Earlier this month, French police briefly arrested Agathe Habyarimana, the widow of a former Rwandan president who is suspected of instigating Rwanda's 1994 genocide. The arrest was made shortly after French President Nicolas Sarkozy paid a groundbreaking trip to Kigali that was widely seen as turning the chapter on bitter French-Rwandan relations.
Rwandan authorities have called on Paris to pursue genocide suspects living in France. So has 61-year-old French school teacher Alain Gauthier, who founded the French association Le Collectif des Parties Civiles pour le Rwanda nearly a decade ago with his Rwandan wife.
Gauthier has been compared to famed French Nazi hunter Serge Klarsfeld.
But Gauthier says he is just an ordinary citizen whose life was torn apart by the genocide.
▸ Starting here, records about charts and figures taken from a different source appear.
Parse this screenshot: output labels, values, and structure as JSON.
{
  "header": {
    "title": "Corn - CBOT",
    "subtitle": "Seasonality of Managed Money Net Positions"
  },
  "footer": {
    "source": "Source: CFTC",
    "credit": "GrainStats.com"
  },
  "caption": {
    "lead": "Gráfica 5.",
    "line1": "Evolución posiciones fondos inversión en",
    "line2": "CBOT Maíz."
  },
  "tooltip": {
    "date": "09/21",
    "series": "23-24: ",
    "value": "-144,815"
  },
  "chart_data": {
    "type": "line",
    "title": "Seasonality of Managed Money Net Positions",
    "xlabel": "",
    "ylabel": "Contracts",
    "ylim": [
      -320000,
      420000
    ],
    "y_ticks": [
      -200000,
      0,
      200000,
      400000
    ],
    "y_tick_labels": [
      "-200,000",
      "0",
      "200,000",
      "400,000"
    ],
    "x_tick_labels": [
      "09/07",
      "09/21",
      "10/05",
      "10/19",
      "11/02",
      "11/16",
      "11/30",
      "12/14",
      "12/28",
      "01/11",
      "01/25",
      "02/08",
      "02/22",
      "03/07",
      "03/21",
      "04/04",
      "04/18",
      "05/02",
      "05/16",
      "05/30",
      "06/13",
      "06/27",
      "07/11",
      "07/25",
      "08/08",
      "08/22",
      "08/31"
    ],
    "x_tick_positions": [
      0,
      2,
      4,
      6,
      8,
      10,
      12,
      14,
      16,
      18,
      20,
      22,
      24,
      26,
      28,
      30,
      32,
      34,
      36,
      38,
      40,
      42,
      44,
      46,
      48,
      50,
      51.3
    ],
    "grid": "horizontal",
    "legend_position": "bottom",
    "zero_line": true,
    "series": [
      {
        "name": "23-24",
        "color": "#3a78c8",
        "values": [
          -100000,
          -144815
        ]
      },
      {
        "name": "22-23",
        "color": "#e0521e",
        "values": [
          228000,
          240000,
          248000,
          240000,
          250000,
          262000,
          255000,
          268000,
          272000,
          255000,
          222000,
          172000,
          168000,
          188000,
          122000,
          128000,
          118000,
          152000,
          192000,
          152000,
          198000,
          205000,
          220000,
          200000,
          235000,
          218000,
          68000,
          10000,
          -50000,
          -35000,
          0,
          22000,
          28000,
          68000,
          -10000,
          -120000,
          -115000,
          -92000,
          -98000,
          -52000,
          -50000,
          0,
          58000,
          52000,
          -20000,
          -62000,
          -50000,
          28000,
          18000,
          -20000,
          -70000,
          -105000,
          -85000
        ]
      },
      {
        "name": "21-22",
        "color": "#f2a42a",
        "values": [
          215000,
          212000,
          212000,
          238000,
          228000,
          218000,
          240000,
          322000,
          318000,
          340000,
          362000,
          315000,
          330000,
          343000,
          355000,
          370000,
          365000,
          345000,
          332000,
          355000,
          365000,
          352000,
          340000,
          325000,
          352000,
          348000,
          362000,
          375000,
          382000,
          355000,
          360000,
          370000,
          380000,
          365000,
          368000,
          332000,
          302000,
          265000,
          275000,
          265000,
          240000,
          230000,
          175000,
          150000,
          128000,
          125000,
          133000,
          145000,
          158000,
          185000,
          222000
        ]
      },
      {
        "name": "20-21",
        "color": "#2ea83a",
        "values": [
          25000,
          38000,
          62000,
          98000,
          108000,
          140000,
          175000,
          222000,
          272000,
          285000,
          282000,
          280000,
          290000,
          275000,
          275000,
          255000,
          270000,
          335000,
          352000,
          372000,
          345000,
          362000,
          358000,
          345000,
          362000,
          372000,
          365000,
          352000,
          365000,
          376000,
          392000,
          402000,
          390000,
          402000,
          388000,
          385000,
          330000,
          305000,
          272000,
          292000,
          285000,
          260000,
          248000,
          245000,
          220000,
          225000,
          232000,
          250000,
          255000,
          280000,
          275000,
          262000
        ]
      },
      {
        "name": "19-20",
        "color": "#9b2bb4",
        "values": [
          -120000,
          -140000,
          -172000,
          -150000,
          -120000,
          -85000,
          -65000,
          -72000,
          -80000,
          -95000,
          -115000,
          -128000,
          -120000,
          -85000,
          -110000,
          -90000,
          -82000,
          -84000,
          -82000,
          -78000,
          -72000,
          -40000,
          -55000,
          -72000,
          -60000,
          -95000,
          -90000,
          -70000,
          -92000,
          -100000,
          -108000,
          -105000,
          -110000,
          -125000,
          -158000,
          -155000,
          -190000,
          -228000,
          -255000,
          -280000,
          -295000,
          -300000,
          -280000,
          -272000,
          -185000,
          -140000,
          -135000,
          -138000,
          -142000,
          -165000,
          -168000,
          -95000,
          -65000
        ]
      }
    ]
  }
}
Gauthier's wife lost about 100 members of her family in the massacre that killed about 800,000 people, mostly ethnic Tutsis and moderate Hutus. That included Gauthier's mother-in-law, who was gunned down in a church where she had sought shelter.
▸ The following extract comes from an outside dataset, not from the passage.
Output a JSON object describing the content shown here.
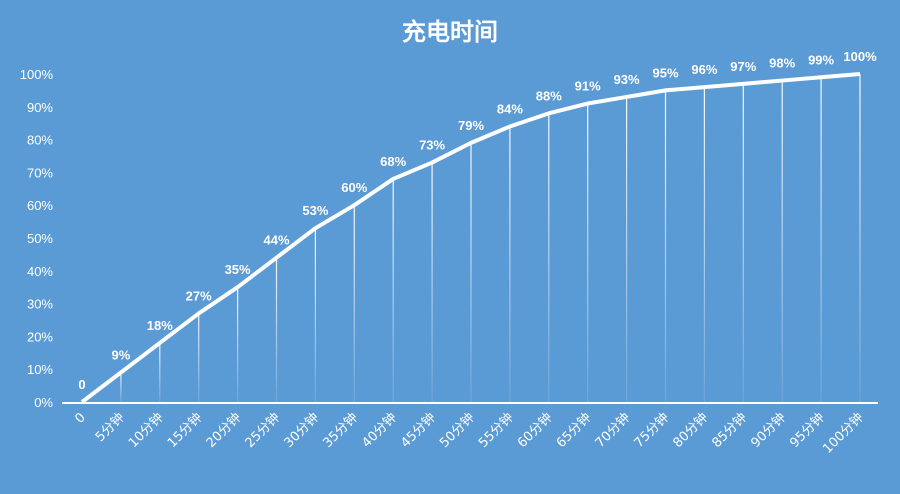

Gauthier's association has filed several complaints in French courts against suspected genocide perpetrators, including one against Agathe Habyarimana.
But Gauthier says not a single genocide suspect has faced trial in France to date, although Paris has deported three Rwandans to the International Criminal Tribunal for Rwanda in Arusha, Tanzania. By contrast, several trials linked to the Rwandan genocide have taken place in neighboring Belgium.
Leslie Haskell is Rwanda researcher for Human Rights Watch in Geneva:
"France is actually one of the leading countries where genocide suspects have sought refuge," said Haskell. "We count about six cases where there have been requests to extradite Rwandans to Rwanda for trial on genocide charges. And there are another eight cases that are under investigation that would be subject to an extradition request or tried by the French courts," she added.
Haskell notes investigating the cases has been very time consuming and complicated, especially during the period when France and Rwanda broke off diplomatic ties. But she sees new movement, including France's recent decision to create a special investigative unit to examine genocide and crimes against humanity committed abroad.
These changes have helped energize the Gauthiers' work, and brought Rwanda back into the French media spotlight. Some French schools have asked Gauthier to give presentations on the Rwandan genocide.
Gauthier says it is critical to keep teaching about the Rwandan genocide, just as it is important never to forget the Nazi-perpetrated Jewish Holocaust. He says education helps keep the memory of what happened alive, and teaches a new generation to say no to genocide in the future.